Dr. Stoloff: From my perspective, I’m always impressed how a simple explanation of what allergy actually is, in terms of definition and measurement, creates a totally different dialogue with the patient. When my patients come in, they are often past the point of just administering a medicine, and trying others if it didn’t work—especially now there are so many generic over-the-counter products in oral antihistamines available. As a consequence, I really want to talk to them about what is going on— what is the family history, what is the seasonality of the components. I live at a fairly substantial altitude with little or no humidity, so some of the environmental issues that are very clear in San Diego where Dr. Meltzer practices have no role in my patients. However, some of the people I’ve seen have come in with pages of an expensive serum test that shows positive for certain items that have no influence on the patient’s current environment.

Patient history has to guide our workup. Dr. Hadley’s point about family history was important; we look to document what in fact are the causes. If we can figure out what is pushing the disease forward, maybe we can prevent some of those problems or at least lessen them. The history also helps in diagnosis. If we find by their history they’re overusing topical decongestants, that’s important. If we find they’re using their intranasal spray in the wrong way, that’s important. After obtaining the patient history, we then need to individualize our workup based on physical examination. It is important to look in the nose; if we find they have mechanical problems that’s additional information. Certainly allergic specific testing can be helpful, but it has to be targeted based on the location and based on the patient’s story.

Dr. Meltzer: We also need to target treatment. As Dr. Hadley mentioned, we need to know what has and hasn’t worked in the past and what are the contributing mechanism of the rhinitis for a given patient—is it only allergic, is it infectious, is it nonspecific irritants, is it mechanical, or is it a mixture of all of these. Pharmacologic therapy can be stepped up or stepped down depending upon the patient’s progress. And immunotherapy is certainly an appropriate choice in patients who have more severe disease and/or who are not responding adequately. Individualization is the key in terms of management.

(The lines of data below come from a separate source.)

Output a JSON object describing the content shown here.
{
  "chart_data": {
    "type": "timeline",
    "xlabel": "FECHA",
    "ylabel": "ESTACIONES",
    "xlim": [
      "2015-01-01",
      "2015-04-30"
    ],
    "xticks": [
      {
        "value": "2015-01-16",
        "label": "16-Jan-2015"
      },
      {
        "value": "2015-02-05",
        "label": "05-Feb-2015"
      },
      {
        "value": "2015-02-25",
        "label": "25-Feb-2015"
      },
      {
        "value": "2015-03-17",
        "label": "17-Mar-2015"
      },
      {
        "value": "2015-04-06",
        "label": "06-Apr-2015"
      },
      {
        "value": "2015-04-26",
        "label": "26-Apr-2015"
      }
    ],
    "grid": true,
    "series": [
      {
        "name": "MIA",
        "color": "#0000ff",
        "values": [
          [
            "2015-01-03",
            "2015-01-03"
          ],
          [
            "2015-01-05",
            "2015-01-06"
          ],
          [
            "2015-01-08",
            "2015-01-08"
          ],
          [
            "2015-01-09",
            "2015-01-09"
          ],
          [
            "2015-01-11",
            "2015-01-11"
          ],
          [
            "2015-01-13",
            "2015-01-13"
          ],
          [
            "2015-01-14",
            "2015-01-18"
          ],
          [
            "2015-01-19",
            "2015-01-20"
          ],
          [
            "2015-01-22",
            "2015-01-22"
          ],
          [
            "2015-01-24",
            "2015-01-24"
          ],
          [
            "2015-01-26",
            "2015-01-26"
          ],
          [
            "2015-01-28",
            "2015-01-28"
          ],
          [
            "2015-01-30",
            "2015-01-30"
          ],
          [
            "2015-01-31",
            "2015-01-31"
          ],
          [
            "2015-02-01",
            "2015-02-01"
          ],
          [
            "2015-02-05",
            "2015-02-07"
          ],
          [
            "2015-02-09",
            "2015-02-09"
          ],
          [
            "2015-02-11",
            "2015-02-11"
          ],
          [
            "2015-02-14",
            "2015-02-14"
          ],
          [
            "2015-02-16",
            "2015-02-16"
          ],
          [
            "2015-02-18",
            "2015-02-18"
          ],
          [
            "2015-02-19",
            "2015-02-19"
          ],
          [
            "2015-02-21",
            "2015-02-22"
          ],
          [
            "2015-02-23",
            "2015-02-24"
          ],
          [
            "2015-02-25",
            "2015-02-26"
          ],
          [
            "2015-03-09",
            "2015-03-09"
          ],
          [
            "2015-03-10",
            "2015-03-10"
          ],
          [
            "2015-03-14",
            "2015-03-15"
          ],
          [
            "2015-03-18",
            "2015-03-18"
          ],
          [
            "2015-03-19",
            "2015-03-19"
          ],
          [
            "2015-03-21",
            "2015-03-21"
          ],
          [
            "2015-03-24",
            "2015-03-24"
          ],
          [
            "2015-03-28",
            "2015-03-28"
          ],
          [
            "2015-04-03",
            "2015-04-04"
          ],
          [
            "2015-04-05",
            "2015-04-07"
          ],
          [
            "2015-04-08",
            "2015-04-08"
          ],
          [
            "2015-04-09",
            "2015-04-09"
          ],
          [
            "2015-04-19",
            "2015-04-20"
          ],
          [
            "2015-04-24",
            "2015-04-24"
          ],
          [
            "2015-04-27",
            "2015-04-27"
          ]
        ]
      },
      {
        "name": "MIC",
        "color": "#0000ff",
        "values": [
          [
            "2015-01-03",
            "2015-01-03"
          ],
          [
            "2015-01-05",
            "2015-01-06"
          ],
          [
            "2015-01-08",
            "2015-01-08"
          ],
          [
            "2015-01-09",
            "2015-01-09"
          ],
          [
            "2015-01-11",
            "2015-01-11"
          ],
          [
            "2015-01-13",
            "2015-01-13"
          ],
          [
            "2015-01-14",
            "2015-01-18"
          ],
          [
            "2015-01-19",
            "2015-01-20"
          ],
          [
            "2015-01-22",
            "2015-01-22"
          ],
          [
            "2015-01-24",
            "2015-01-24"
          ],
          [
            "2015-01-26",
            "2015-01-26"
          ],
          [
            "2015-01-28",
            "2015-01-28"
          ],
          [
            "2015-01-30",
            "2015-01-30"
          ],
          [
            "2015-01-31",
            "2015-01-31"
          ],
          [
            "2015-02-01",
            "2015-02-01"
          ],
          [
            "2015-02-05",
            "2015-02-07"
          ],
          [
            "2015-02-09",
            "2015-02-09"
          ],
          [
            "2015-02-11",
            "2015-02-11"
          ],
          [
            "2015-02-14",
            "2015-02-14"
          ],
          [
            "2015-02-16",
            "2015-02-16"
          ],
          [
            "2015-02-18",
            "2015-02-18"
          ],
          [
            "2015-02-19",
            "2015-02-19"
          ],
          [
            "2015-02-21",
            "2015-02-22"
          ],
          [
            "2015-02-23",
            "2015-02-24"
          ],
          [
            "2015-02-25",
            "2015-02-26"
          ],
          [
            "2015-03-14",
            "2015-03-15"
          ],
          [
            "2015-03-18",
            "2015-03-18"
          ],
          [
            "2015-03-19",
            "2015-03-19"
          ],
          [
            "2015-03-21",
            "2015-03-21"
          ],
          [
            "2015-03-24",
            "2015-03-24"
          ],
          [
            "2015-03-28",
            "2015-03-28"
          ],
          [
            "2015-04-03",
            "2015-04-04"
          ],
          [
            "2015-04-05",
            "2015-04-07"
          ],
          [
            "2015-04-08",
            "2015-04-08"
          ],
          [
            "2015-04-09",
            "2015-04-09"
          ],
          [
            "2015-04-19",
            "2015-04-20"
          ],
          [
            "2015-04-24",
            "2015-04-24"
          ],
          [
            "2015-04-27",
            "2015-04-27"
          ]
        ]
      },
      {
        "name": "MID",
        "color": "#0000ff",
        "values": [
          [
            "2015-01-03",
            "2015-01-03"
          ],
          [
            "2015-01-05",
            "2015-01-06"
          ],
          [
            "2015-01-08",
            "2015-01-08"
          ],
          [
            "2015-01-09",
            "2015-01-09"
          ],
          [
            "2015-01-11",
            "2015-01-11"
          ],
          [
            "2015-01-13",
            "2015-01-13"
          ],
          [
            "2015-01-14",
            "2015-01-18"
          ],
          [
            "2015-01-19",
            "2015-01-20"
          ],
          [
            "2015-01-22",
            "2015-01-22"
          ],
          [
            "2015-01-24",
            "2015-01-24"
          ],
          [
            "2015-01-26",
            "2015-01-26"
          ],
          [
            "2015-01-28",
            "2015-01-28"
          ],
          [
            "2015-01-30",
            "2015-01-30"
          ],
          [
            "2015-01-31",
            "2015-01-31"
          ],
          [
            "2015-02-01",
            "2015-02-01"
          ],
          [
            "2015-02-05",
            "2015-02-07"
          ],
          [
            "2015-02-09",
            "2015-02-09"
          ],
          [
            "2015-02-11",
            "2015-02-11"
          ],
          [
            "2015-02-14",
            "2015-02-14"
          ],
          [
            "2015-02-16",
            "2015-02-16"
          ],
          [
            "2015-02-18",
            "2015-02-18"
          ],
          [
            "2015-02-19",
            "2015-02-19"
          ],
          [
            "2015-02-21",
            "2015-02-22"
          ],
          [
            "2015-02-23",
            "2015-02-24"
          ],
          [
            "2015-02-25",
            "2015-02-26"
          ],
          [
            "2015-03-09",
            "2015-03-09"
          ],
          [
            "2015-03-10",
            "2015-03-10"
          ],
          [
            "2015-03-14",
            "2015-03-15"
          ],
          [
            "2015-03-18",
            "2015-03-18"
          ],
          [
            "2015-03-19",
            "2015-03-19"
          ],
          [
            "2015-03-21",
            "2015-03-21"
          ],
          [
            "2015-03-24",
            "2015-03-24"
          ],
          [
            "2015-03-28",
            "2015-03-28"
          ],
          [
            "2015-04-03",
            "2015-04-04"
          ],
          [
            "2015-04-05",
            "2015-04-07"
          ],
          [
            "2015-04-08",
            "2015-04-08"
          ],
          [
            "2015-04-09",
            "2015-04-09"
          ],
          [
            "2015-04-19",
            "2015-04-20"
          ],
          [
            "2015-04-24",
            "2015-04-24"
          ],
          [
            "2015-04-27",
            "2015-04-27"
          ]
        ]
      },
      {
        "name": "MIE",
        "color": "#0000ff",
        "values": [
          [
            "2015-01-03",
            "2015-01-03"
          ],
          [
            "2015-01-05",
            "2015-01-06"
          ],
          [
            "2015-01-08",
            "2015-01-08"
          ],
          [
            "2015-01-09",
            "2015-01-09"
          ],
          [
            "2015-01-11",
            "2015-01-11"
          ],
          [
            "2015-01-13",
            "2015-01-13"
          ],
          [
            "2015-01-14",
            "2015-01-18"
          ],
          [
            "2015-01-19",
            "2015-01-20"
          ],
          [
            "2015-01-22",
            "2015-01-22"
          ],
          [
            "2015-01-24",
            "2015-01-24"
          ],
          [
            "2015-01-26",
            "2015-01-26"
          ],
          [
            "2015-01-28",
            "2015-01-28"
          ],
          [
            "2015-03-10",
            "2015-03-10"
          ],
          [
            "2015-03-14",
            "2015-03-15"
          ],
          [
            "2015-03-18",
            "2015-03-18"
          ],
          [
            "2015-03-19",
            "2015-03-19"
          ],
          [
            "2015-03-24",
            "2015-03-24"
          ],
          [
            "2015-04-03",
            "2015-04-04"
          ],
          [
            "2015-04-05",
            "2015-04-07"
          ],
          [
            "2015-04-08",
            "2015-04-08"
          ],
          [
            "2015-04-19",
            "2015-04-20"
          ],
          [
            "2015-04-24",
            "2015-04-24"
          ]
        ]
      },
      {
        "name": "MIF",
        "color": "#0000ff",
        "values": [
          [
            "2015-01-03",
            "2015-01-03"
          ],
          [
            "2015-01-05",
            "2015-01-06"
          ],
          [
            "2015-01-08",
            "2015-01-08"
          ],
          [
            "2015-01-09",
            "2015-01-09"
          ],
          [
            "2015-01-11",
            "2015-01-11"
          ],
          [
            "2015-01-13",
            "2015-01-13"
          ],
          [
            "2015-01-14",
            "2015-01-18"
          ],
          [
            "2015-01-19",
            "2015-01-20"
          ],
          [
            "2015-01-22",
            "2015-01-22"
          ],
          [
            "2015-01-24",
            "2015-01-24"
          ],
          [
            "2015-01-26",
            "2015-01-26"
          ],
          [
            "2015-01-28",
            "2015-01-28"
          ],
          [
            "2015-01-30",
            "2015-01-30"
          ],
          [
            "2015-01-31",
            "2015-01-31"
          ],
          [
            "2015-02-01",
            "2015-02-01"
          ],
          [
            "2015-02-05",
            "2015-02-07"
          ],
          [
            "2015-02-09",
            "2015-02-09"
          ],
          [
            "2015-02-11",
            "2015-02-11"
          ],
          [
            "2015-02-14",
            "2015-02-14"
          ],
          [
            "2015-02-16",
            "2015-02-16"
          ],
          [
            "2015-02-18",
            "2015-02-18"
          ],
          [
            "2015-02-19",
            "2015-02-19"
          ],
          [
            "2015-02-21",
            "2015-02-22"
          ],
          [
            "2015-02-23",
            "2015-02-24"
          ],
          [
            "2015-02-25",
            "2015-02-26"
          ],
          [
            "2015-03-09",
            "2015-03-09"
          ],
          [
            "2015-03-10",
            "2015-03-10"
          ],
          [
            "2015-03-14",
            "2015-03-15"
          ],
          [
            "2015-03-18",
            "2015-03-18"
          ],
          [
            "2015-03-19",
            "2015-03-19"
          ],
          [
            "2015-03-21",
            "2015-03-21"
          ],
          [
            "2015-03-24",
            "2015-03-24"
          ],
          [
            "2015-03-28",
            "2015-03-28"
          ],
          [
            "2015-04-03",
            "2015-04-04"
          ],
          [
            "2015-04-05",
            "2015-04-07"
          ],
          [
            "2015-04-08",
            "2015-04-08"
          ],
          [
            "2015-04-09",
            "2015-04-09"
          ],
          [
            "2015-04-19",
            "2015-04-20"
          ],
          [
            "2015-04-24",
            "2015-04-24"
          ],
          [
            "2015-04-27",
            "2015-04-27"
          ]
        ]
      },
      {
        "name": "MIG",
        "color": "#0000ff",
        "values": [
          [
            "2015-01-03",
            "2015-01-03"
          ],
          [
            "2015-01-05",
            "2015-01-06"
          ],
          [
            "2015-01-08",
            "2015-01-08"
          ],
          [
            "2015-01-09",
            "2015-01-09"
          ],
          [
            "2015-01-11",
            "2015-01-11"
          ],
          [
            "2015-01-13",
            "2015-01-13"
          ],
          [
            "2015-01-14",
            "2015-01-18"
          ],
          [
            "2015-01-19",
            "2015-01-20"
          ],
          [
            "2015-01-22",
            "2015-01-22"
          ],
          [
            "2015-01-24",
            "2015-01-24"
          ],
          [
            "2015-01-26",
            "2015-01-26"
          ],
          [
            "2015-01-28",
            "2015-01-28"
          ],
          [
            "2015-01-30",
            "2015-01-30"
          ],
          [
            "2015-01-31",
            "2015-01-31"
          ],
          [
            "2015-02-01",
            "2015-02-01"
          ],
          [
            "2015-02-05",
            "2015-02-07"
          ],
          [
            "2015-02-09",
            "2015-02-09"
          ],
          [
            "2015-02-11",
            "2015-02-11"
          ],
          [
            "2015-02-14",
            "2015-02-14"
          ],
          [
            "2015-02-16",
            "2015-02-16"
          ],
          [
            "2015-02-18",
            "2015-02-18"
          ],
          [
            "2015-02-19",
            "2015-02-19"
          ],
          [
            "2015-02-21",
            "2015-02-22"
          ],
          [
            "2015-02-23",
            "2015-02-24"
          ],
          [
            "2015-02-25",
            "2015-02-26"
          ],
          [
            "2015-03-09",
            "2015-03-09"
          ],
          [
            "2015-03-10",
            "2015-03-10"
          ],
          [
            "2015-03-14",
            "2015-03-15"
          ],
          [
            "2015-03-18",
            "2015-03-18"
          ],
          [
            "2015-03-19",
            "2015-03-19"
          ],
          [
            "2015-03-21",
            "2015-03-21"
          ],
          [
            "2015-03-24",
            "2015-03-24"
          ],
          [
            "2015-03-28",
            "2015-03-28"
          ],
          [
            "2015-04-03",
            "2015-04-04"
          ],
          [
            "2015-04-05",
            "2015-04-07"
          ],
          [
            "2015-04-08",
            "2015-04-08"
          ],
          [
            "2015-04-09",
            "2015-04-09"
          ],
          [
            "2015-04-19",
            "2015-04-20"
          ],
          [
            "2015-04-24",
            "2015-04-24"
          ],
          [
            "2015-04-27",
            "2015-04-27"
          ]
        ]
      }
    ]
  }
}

Dr. Hadley: There is a clear need for the identification of and appropriate care of patients who need further management. As clinicians, we glean from patients’ history when they have symptoms and when we can appropriately add to the pharmacological management other therapies that would be beneficial in helping patients control their environment a little bit better during specific times of the year. Some patients do need additional treatment at certain times of the year. For example, whereas patients with intermittent symptoms only need to be treated for a short period of time each year, other patients are plagued with year-round symptoms. So we have to gauge those patients appropriately.

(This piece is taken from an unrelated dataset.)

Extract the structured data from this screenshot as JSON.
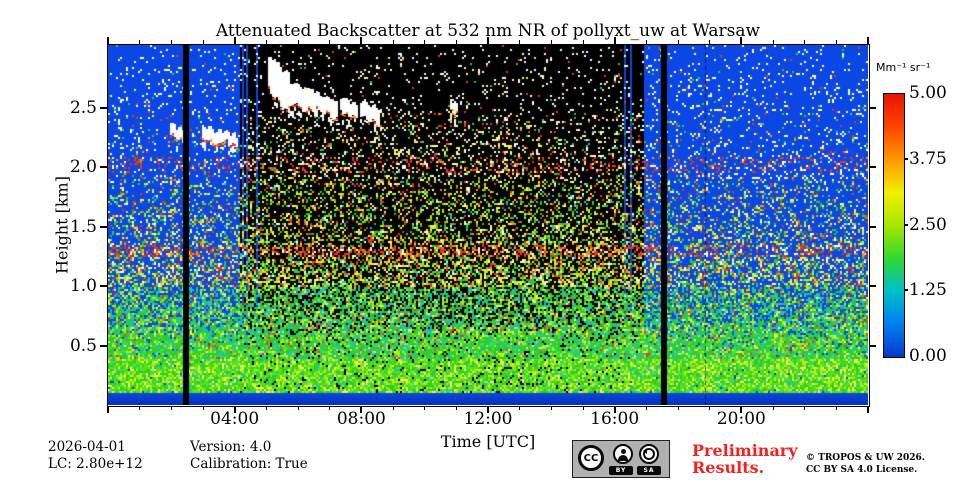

Dr. Stoloff: Another point is that at times comanagement with an allergist or otolaryngologist will be beneficial to the patient. But the primary care physician has to recognize that and it takes time to have that discussion. Unfortunately, because allergic rhinitis is often trivialized (from a health care provider’s point of view), physicians do not step back to see how much of a burden this disease is for that individual. This lessens the opportunity to gain effective consultation in the specific fields, and therefore lessens the opportunity for better health for the patient.